Important issues to consider when selecting which steroid and method of delivery to use include potency, penetration, dosage frequency required, compliance and potential side effects. Traditionally, we have considered Pred Forte (1% prednisolone acetate, Allergan) our big gun as a topical steroid. A new guy in town, Durezol (difluprednate ophthalmic emulsion 0.05%, Alcon), appears to be ready to bump prednisolone acetate to second place. I am finding myself recommending this drug more frequently every week when I need a potent steroid with good penetration into the eye. It is a powerful agent. Risks such as secondary cataract and steroid-induced glaucoma appear similar to prednisolone acetate and dexamethasone.

When longer-term therapy is indicated, I remain a fan of Lotemax (loteprednol ophthalmic suspension 0.5%, Bausch + Lomb). This steroid, for me, is excellent for ocular surface disease and other long-term indications such as prophylaxis against graft rejection in keratoplasty. Secondary cataract and steroid-induced glaucoma are rare.
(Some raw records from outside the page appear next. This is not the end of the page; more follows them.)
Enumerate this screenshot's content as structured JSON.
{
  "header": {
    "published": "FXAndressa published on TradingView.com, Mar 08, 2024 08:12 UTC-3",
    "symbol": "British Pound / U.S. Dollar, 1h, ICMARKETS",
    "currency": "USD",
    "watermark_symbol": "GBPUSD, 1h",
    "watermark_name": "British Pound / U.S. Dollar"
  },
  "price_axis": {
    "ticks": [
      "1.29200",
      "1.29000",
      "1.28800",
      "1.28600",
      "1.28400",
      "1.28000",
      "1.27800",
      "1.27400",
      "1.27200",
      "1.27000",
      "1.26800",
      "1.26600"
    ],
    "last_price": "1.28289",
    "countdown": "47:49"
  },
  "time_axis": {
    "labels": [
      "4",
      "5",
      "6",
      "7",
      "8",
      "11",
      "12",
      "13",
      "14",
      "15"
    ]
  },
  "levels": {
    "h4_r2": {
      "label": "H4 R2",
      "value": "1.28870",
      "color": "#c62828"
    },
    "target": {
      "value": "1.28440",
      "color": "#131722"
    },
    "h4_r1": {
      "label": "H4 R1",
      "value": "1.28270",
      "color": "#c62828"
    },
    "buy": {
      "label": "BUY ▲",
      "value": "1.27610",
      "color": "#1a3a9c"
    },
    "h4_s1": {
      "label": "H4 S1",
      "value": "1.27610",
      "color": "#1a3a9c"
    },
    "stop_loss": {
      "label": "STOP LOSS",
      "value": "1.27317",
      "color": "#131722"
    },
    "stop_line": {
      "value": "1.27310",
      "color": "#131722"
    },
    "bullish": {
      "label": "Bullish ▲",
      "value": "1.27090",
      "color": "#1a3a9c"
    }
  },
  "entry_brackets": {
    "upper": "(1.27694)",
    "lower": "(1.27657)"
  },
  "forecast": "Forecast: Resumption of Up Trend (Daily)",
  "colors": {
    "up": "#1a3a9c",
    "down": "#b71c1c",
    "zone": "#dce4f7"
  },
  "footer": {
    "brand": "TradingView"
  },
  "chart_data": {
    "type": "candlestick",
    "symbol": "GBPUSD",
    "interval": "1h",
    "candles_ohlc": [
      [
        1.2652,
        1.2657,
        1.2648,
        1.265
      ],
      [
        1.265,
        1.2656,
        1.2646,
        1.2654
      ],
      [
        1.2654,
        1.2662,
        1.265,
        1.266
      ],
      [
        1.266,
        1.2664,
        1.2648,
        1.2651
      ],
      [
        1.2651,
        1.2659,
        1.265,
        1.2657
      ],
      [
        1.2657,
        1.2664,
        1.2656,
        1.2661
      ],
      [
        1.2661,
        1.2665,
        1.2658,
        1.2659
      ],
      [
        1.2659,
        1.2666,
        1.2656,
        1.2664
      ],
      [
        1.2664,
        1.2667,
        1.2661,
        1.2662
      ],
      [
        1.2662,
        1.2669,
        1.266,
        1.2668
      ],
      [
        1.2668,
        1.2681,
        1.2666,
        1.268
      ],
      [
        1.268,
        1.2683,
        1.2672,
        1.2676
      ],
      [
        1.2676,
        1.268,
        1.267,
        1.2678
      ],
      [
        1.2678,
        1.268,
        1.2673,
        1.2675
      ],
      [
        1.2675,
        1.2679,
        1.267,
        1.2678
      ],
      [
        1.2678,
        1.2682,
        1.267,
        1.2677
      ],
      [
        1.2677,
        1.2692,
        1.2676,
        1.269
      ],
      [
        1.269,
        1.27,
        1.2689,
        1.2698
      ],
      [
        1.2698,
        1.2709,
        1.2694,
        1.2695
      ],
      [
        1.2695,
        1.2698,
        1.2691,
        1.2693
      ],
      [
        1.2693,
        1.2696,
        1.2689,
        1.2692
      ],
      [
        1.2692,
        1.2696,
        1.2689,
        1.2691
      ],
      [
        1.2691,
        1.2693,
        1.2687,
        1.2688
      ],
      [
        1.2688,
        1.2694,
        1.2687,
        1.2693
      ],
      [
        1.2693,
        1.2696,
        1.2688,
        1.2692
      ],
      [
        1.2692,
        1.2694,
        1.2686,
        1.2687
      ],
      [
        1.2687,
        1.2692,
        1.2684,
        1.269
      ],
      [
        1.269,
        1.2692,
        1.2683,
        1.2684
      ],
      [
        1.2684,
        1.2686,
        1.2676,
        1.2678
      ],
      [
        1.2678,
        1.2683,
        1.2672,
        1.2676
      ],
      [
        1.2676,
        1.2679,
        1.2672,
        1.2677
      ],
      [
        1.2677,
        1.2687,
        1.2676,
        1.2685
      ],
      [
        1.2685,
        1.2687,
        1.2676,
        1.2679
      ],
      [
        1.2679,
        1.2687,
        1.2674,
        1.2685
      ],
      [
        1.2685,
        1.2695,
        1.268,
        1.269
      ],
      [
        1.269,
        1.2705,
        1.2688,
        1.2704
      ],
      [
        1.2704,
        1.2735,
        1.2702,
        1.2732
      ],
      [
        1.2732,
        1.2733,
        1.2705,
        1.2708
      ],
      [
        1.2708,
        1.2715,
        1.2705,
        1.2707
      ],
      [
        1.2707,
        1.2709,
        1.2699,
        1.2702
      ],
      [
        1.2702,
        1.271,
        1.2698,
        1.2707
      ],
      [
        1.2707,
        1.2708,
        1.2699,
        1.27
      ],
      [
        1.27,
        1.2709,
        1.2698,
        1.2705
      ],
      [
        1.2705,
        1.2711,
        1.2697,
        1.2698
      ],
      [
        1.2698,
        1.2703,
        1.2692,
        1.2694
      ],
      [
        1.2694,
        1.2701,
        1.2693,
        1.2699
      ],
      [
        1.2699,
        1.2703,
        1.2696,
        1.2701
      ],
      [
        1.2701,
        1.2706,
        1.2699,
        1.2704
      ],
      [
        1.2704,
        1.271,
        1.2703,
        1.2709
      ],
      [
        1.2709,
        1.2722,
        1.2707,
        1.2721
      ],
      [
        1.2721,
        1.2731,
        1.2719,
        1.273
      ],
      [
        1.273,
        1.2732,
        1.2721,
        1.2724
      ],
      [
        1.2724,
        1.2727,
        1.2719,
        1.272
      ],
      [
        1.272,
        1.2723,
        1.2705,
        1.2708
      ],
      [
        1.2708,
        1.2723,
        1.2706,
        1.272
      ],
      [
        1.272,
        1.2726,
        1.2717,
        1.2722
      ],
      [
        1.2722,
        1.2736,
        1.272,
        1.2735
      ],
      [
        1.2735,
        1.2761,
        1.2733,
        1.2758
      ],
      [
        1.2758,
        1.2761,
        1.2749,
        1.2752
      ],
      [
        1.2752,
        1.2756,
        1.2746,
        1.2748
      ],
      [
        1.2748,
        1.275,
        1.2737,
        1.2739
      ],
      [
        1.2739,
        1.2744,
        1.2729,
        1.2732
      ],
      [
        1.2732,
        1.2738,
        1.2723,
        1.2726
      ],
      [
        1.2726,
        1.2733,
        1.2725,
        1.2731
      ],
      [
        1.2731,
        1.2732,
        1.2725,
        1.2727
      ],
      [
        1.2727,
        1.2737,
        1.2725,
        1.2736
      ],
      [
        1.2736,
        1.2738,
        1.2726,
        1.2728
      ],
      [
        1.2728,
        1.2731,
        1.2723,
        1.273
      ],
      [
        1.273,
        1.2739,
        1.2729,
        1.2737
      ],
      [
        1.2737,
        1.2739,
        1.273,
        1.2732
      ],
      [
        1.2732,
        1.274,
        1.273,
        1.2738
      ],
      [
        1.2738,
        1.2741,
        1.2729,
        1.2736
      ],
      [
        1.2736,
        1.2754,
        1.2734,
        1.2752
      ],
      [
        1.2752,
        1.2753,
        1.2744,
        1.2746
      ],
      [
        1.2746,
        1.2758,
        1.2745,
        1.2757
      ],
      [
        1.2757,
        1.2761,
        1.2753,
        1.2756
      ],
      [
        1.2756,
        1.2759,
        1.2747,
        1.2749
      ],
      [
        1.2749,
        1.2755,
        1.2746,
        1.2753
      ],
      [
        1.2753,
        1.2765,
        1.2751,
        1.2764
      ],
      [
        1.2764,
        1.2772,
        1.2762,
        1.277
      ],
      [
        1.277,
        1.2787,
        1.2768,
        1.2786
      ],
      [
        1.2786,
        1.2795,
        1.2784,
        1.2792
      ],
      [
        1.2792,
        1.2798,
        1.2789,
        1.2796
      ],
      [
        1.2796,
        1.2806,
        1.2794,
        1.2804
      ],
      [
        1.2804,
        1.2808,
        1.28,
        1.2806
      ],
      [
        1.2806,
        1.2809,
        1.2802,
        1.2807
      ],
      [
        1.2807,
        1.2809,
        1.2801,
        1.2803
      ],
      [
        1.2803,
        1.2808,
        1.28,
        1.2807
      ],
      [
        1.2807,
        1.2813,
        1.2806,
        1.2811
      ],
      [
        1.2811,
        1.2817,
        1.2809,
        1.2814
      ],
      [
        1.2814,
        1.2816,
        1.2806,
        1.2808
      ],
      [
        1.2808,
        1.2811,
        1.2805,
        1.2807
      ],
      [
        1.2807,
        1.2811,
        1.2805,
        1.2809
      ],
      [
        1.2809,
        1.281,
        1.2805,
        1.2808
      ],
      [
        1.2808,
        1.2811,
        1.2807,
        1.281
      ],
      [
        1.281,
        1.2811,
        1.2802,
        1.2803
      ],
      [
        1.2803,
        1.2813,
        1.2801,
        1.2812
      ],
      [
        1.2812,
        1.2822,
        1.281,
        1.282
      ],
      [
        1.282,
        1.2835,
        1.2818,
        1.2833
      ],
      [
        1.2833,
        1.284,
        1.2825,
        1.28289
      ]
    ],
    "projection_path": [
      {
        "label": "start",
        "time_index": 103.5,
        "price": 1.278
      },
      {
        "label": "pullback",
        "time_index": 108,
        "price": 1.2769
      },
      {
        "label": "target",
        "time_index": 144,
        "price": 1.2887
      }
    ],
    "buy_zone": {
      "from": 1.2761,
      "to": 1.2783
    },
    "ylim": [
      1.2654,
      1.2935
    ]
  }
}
Considering the costs and long timelines involved in obtaining regulatory approval for a new drug, I suspect our current armamentarium of steroids will remain the same for years, if not decades. Still, we can look forward to exciting advances in delivery vehicles that will reduce dosage frequency, enhancing compliance. In addition, many new forms of extended-release steroid treatments for surface, anterior segment and especially posterior segment disease are likely to come on the market in the next few years. All in all, including the advances in topical NSAID therapeutic agents and immune modulators such as cyclosporine, our ability to treat the most common pathology we encounter in daily practice, inflammation, continues to advance.